We had a choice of Platos Especiales, including grilled chicken chilaquiles, grilled skirt steak, cochinita pibil, sautéed shrimp or Border Vegetables. We had plenty of greenery to start, so I opted for the Sauteed Shrimp with sweet strips of ancho chile, slivered garlic, parsley, lime, sopping braised greens and two-toned rice.
For Postre, each side of the table received a sampler platter that included a serviceable flan, a slab of banana cream pie with Graham cracker crust, cinnamon tinged Aztec chocolate cake with ribbons of chocolate and a dense chocolate cake that had runners swooning.

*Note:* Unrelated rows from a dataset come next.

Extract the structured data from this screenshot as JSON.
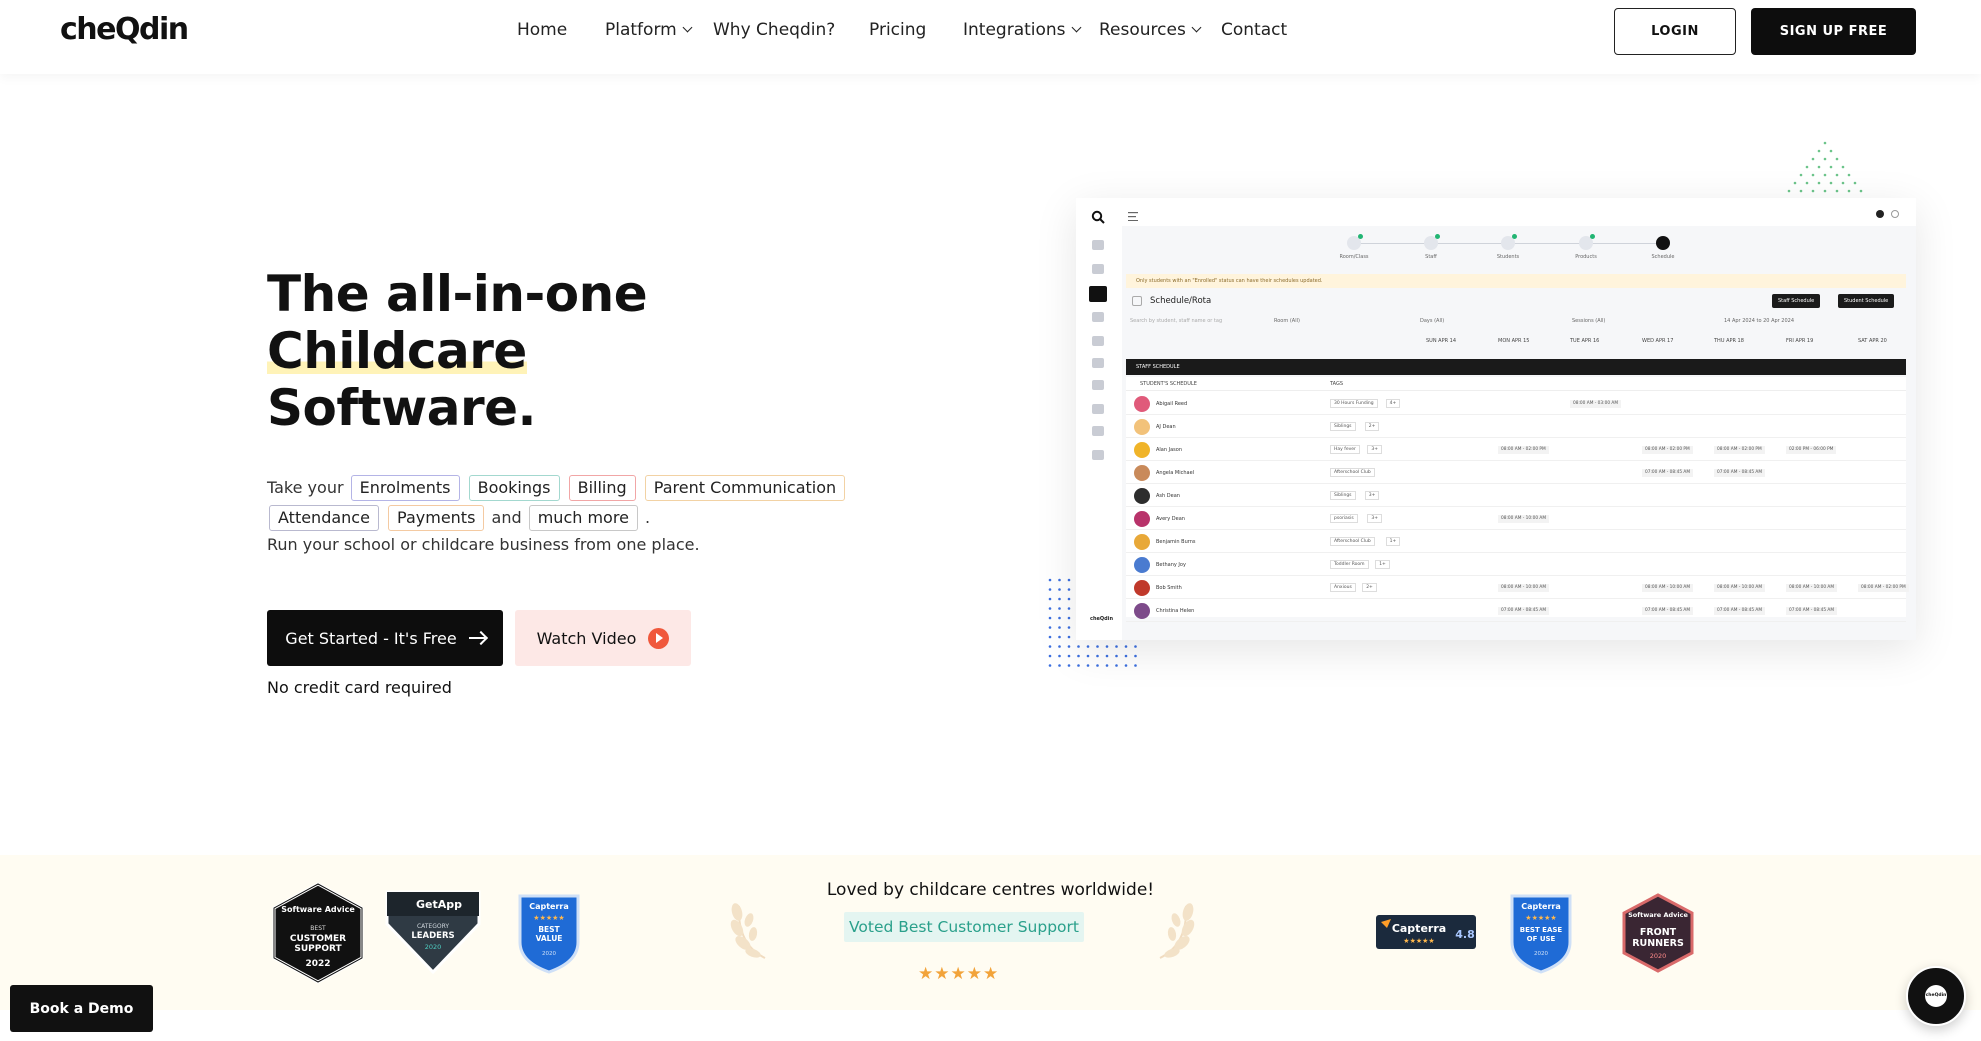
{
  "brand": {
    "logo_text": "cheQdin"
  },
  "nav": {
    "links": [
      {
        "label": "Home",
        "dropdown": false
      },
      {
        "label": "Platform",
        "dropdown": true
      },
      {
        "label": "Why Cheqdin?",
        "dropdown": false
      },
      {
        "label": "Pricing",
        "dropdown": false
      },
      {
        "label": "Integrations",
        "dropdown": true
      },
      {
        "label": "Resources",
        "dropdown": true
      },
      {
        "label": "Contact",
        "dropdown": false
      }
    ],
    "login_label": "LOGIN",
    "signup_label": "SIGN UP FREE"
  },
  "hero": {
    "title_line1": "The all-in-one",
    "title_line2": "Childcare",
    "title_line3": "Software.",
    "take_prefix": "Take your",
    "chips": [
      "Enrolments",
      "Bookings",
      "Billing",
      "Parent Communication",
      "Attendance",
      "Payments",
      "much more"
    ],
    "and_word": "and",
    "period": ".",
    "run_line": "Run your school or childcare business from one place.",
    "cta_primary": "Get Started - It's Free",
    "cta_secondary": "Watch Video",
    "no_card": "No credit card required"
  },
  "preview": {
    "steps": [
      "Room/Class",
      "Staff",
      "Students",
      "Products",
      "Schedule"
    ],
    "note": "Only students with an \"Enrolled\" status can have their schedules updated.",
    "title": "Schedule/Rota",
    "btn_staff": "Staff Schedule",
    "btn_student": "Student Schedule",
    "search_placeholder": "Search by student, staff name or tag",
    "filter_room": "Room (All)",
    "filter_days": "Days (All)",
    "filter_sessions": "Sessions (All)",
    "date_range": "14 Apr 2024 to 20 Apr 2024",
    "days": [
      "SUN APR 14",
      "MON APR 15",
      "TUE APR 16",
      "WED APR 17",
      "THU APR 18",
      "FRI APR 19",
      "SAT APR 20"
    ],
    "band": "STAFF SCHEDULE",
    "col_student": "STUDENT'S SCHEDULE",
    "col_tags": "TAGS",
    "rows": [
      {
        "name": "Abigail Reed",
        "tag": "30 Hours Funding",
        "more": "4+",
        "avatar": "#e05a7a",
        "slots": [
          {
            "col": 2,
            "t": "08:00 AM - 03:00 AM"
          }
        ]
      },
      {
        "name": "AJ Dean",
        "tag": "Siblings",
        "more": "2+",
        "avatar": "#f2c27a",
        "slots": []
      },
      {
        "name": "Alan Jason",
        "tag": "Hay fever",
        "more": "3+",
        "avatar": "#f0b429",
        "slots": [
          {
            "col": 1,
            "t": "08:00 AM - 02:00 PM"
          },
          {
            "col": 3,
            "t": "08:00 AM - 02:00 PM"
          },
          {
            "col": 4,
            "t": "08:00 AM - 02:00 PM"
          },
          {
            "col": 5,
            "t": "02:00 PM - 06:00 PM"
          }
        ]
      },
      {
        "name": "Angela Michael",
        "tag": "Afterschool Club",
        "more": "",
        "avatar": "#c98a5a",
        "slots": [
          {
            "col": 3,
            "t": "07:00 AM - 08:45 AM"
          },
          {
            "col": 4,
            "t": "07:00 AM - 08:45 AM"
          }
        ]
      },
      {
        "name": "Ash Dean",
        "tag": "Siblings",
        "more": "3+",
        "avatar": "#2d2d2d",
        "slots": []
      },
      {
        "name": "Avery Dean",
        "tag": "psoriasis",
        "more": "3+",
        "avatar": "#b8336a",
        "slots": [
          {
            "col": 1,
            "t": "08:00 AM - 10:00 AM"
          }
        ]
      },
      {
        "name": "Benjamin Burns",
        "tag": "Afterschool Club",
        "more": "1+",
        "avatar": "#e8a838",
        "slots": []
      },
      {
        "name": "Bethany Joy",
        "tag": "Toddler Room",
        "more": "1+",
        "avatar": "#4a7bd0",
        "slots": []
      },
      {
        "name": "Bob Smith",
        "tag": "Anxious",
        "more": "2+",
        "avatar": "#c0392b",
        "slots": [
          {
            "col": 1,
            "t": "08:00 AM - 10:00 AM"
          },
          {
            "col": 3,
            "t": "08:00 AM - 10:00 AM"
          },
          {
            "col": 4,
            "t": "08:00 AM - 10:00 AM"
          },
          {
            "col": 5,
            "t": "08:00 AM - 10:00 AM"
          },
          {
            "col": 6,
            "t": "08:00 AM - 02:00 PM"
          }
        ]
      },
      {
        "name": "Christina Helen",
        "tag": "",
        "more": "",
        "avatar": "#7d4b8a",
        "slots": [
          {
            "col": 1,
            "t": "07:00 AM - 08:45 AM"
          },
          {
            "col": 3,
            "t": "07:00 AM - 08:45 AM"
          },
          {
            "col": 4,
            "t": "07:00 AM - 08:45 AM"
          },
          {
            "col": 5,
            "t": "07:00 AM - 08:45 AM"
          }
        ]
      }
    ],
    "sidebar_logo": "cheQdin"
  },
  "awards": {
    "loved": "Loved by childcare centres worldwide!",
    "voted": "Voted Best Customer Support",
    "stars": "★★★★★",
    "left_badges": [
      {
        "brand": "Software Advice",
        "line1": "BEST",
        "line2": "CUSTOMER",
        "line3": "SUPPORT",
        "year": "2022"
      },
      {
        "brand": "GetApp",
        "line1": "CATEGORY",
        "line2": "LEADERS",
        "year": "2020"
      },
      {
        "brand": "Capterra",
        "line1": "BEST",
        "line2": "VALUE",
        "year": "2020"
      }
    ],
    "capterra_rating": {
      "brand": "Capterra",
      "score": "4.8"
    },
    "right_badges": [
      {
        "brand": "Capterra",
        "line1": "BEST EASE",
        "line2": "OF USE",
        "year": "2020"
      },
      {
        "brand": "Software Advice",
        "line1": "FRONT",
        "line2": "RUNNERS",
        "year": "2020"
      }
    ]
  },
  "floating": {
    "book_demo": "Book a Demo",
    "chat_logo": "cheQdin"
  },
  "colors": {
    "primary": "#0d0d0d",
    "accent_teal": "#2aa08b",
    "video_bg": "#fde8e6",
    "play_orange": "#f0583c",
    "strip_bg": "#fffcf2",
    "highlight": "#fff3b8",
    "star": "#f2a33a"
  },
  "icons": [
    "chevron-down-icon",
    "arrow-right-icon",
    "play-icon",
    "search-icon",
    "laurel-icon",
    "chat-icon"
  ]
}
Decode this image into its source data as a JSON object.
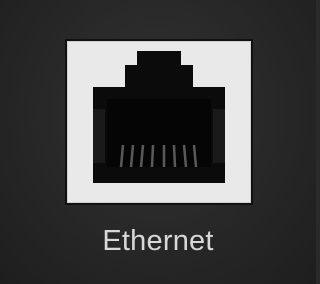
{
  "port": {
    "label": "Ethernet",
    "icon": "rj45-ethernet-port-icon"
  }
}
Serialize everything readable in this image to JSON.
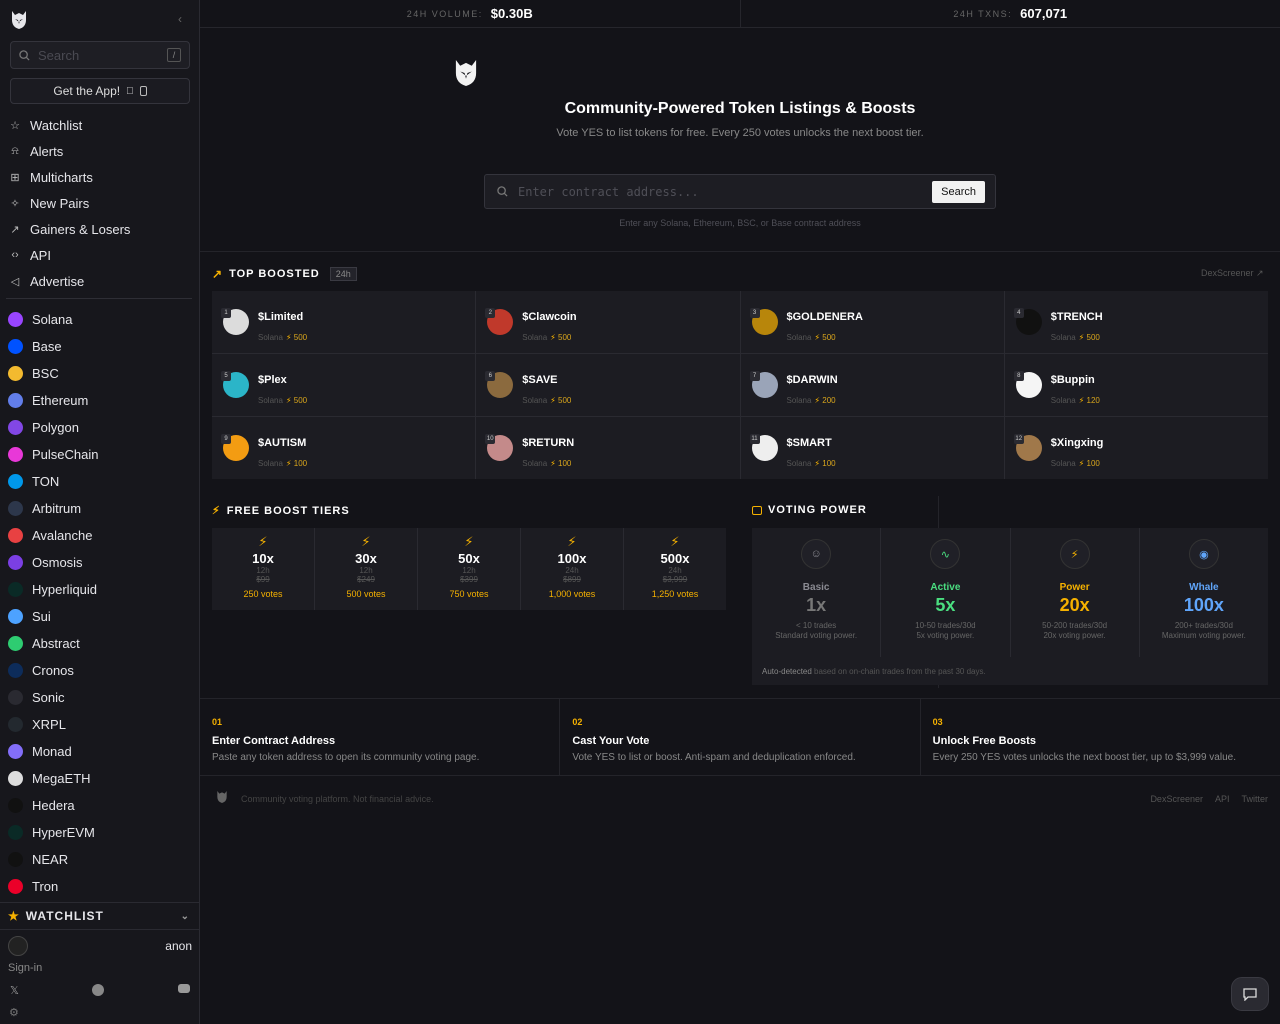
{
  "sidebar": {
    "search_placeholder": "Search",
    "search_shortcut": "/",
    "get_app": "Get the App!",
    "nav": [
      {
        "label": "Watchlist",
        "icon": "star-icon"
      },
      {
        "label": "Alerts",
        "icon": "bell-icon"
      },
      {
        "label": "Multicharts",
        "icon": "grid-icon"
      },
      {
        "label": "New Pairs",
        "icon": "sparkle-icon"
      },
      {
        "label": "Gainers & Losers",
        "icon": "arrow-up-right-icon"
      },
      {
        "label": "API",
        "icon": "code-icon"
      },
      {
        "label": "Advertise",
        "icon": "megaphone-icon"
      }
    ],
    "chains": [
      {
        "label": "Solana",
        "color": "#9945ff"
      },
      {
        "label": "Base",
        "color": "#0052ff"
      },
      {
        "label": "BSC",
        "color": "#f3ba2f"
      },
      {
        "label": "Ethereum",
        "color": "#627eea"
      },
      {
        "label": "Polygon",
        "color": "#8247e5"
      },
      {
        "label": "PulseChain",
        "color": "#e838d8"
      },
      {
        "label": "TON",
        "color": "#0098ea"
      },
      {
        "label": "Arbitrum",
        "color": "#2d374b"
      },
      {
        "label": "Avalanche",
        "color": "#e84142"
      },
      {
        "label": "Osmosis",
        "color": "#7b3fe4"
      },
      {
        "label": "Hyperliquid",
        "color": "#0a2a26"
      },
      {
        "label": "Sui",
        "color": "#4da2ff"
      },
      {
        "label": "Abstract",
        "color": "#2ecc71"
      },
      {
        "label": "Cronos",
        "color": "#0d2c5a"
      },
      {
        "label": "Sonic",
        "color": "#2a2a31"
      },
      {
        "label": "XRPL",
        "color": "#23292f"
      },
      {
        "label": "Monad",
        "color": "#836ef9"
      },
      {
        "label": "MegaETH",
        "color": "#dddddd"
      },
      {
        "label": "Hedera",
        "color": "#111111"
      },
      {
        "label": "HyperEVM",
        "color": "#0a2a26"
      },
      {
        "label": "NEAR",
        "color": "#111111"
      },
      {
        "label": "Tron",
        "color": "#eb0029"
      }
    ],
    "watchlist": "WATCHLIST",
    "user": "anon",
    "signin": "Sign-in"
  },
  "stats": {
    "volume_label": "24H VOLUME:",
    "volume_value": "$0.30B",
    "txns_label": "24H TXNS:",
    "txns_value": "607,071"
  },
  "hero": {
    "title": "Community-Powered Token Listings & Boosts",
    "subtitle": "Vote YES to list tokens for free. Every 250 votes unlocks the next boost tier.",
    "placeholder": "Enter contract address...",
    "search_button": "Search",
    "hint": "Enter any Solana, Ethereum, BSC, or Base contract address"
  },
  "top_boosted": {
    "title": "TOP BOOSTED",
    "badge": "24h",
    "link": "DexScreener",
    "items": [
      {
        "rank": "1",
        "name": "$Limited",
        "chain": "Solana",
        "points": "500",
        "color": "#dcdcdc"
      },
      {
        "rank": "2",
        "name": "$Clawcoin",
        "chain": "Solana",
        "points": "500",
        "color": "#c0392b"
      },
      {
        "rank": "3",
        "name": "$GOLDENERA",
        "chain": "Solana",
        "points": "500",
        "color": "#b8860b"
      },
      {
        "rank": "4",
        "name": "$TRENCH",
        "chain": "Solana",
        "points": "500",
        "color": "#111111"
      },
      {
        "rank": "5",
        "name": "$Plex",
        "chain": "Solana",
        "points": "500",
        "color": "#2bb5c8"
      },
      {
        "rank": "6",
        "name": "$SAVE",
        "chain": "Solana",
        "points": "500",
        "color": "#8b6a3e"
      },
      {
        "rank": "7",
        "name": "$DARWIN",
        "chain": "Solana",
        "points": "200",
        "color": "#9aa4b8"
      },
      {
        "rank": "8",
        "name": "$Buppin",
        "chain": "Solana",
        "points": "120",
        "color": "#f5f5f5"
      },
      {
        "rank": "9",
        "name": "$AUTISM",
        "chain": "Solana",
        "points": "100",
        "color": "#f39c12"
      },
      {
        "rank": "10",
        "name": "$RETURN",
        "chain": "Solana",
        "points": "100",
        "color": "#c48a8a"
      },
      {
        "rank": "11",
        "name": "$SMART",
        "chain": "Solana",
        "points": "100",
        "color": "#eeeeee"
      },
      {
        "rank": "12",
        "name": "$Xingxing",
        "chain": "Solana",
        "points": "100",
        "color": "#a0784a"
      }
    ]
  },
  "free_tiers": {
    "title": "FREE BOOST TIERS",
    "tiers": [
      {
        "mult": "10x",
        "dur": "12h",
        "old": "$99",
        "votes": "250 votes"
      },
      {
        "mult": "30x",
        "dur": "12h",
        "old": "$249",
        "votes": "500 votes"
      },
      {
        "mult": "50x",
        "dur": "12h",
        "old": "$399",
        "votes": "750 votes"
      },
      {
        "mult": "100x",
        "dur": "24h",
        "old": "$899",
        "votes": "1,000 votes"
      },
      {
        "mult": "500x",
        "dur": "24h",
        "old": "$3,999",
        "votes": "1,250 votes"
      }
    ]
  },
  "voting_power": {
    "title": "VOTING POWER",
    "levels": [
      {
        "name": "Basic",
        "mult": "1x",
        "d1": "< 10 trades",
        "d2": "Standard voting power.",
        "color": "#8a8a92"
      },
      {
        "name": "Active",
        "mult": "5x",
        "d1": "10-50 trades/30d",
        "d2": "5x voting power.",
        "color": "#4ade80"
      },
      {
        "name": "Power",
        "mult": "20x",
        "d1": "50-200 trades/30d",
        "d2": "20x voting power.",
        "color": "#f5b100"
      },
      {
        "name": "Whale",
        "mult": "100x",
        "d1": "200+ trades/30d",
        "d2": "Maximum voting power.",
        "color": "#60a5fa"
      }
    ],
    "foot_strong": "Auto-detected",
    "foot_rest": " based on on-chain trades from the past 30 days."
  },
  "steps": [
    {
      "num": "01",
      "title": "Enter Contract Address",
      "desc": "Paste any token address to open its community voting page."
    },
    {
      "num": "02",
      "title": "Cast Your Vote",
      "desc": "Vote YES to list or boost. Anti-spam and deduplication enforced."
    },
    {
      "num": "03",
      "title": "Unlock Free Boosts",
      "desc": "Every 250 YES votes unlocks the next boost tier, up to $3,999 value."
    }
  ],
  "footer": {
    "text": "Community voting platform. Not financial advice.",
    "links": [
      "DexScreener",
      "API",
      "Twitter"
    ]
  }
}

As I scraped up the last scraps of dessert, we shared our respective goals for the 13.1 Marathon. It was the first time I’d thought about it. Earlier in the week, the answer was to cross the finish line upright, but now that the race was mere hours away, I estimated 2 hours 15 minutes…based on absolutely nothing.
The 13.1 Marathon kicked off along the beach of Santa Monica at 7:15 AM. We all raced down the empty boardwalk and hung a left on Venice Boulevard, racing all the way to Robertson Boulevard before slingshotting back to the Venice circle and the big finish just past Rose on Main Street. It’s amazing how much running in a pack can motivate performance. My end result was 1:51:35, which breaks down to 8 minute 30 second miles. I felt pretty damn good when I crossed the finish line and a volunteer draped the 13.1 medal around my neck.
After the race, Caroline on Crack, Diana Takes a Bite and I corresponded via Twitter, patting each other on the virtual back and encouraging each other to run the L.A. Marathon in May. I should probably follow through on my in-the-moment tweets. If I take my foot off the running accelerator for another five years, my body might not bounce back next time, so it’s on.
Note: 13.1 waived my registration fee.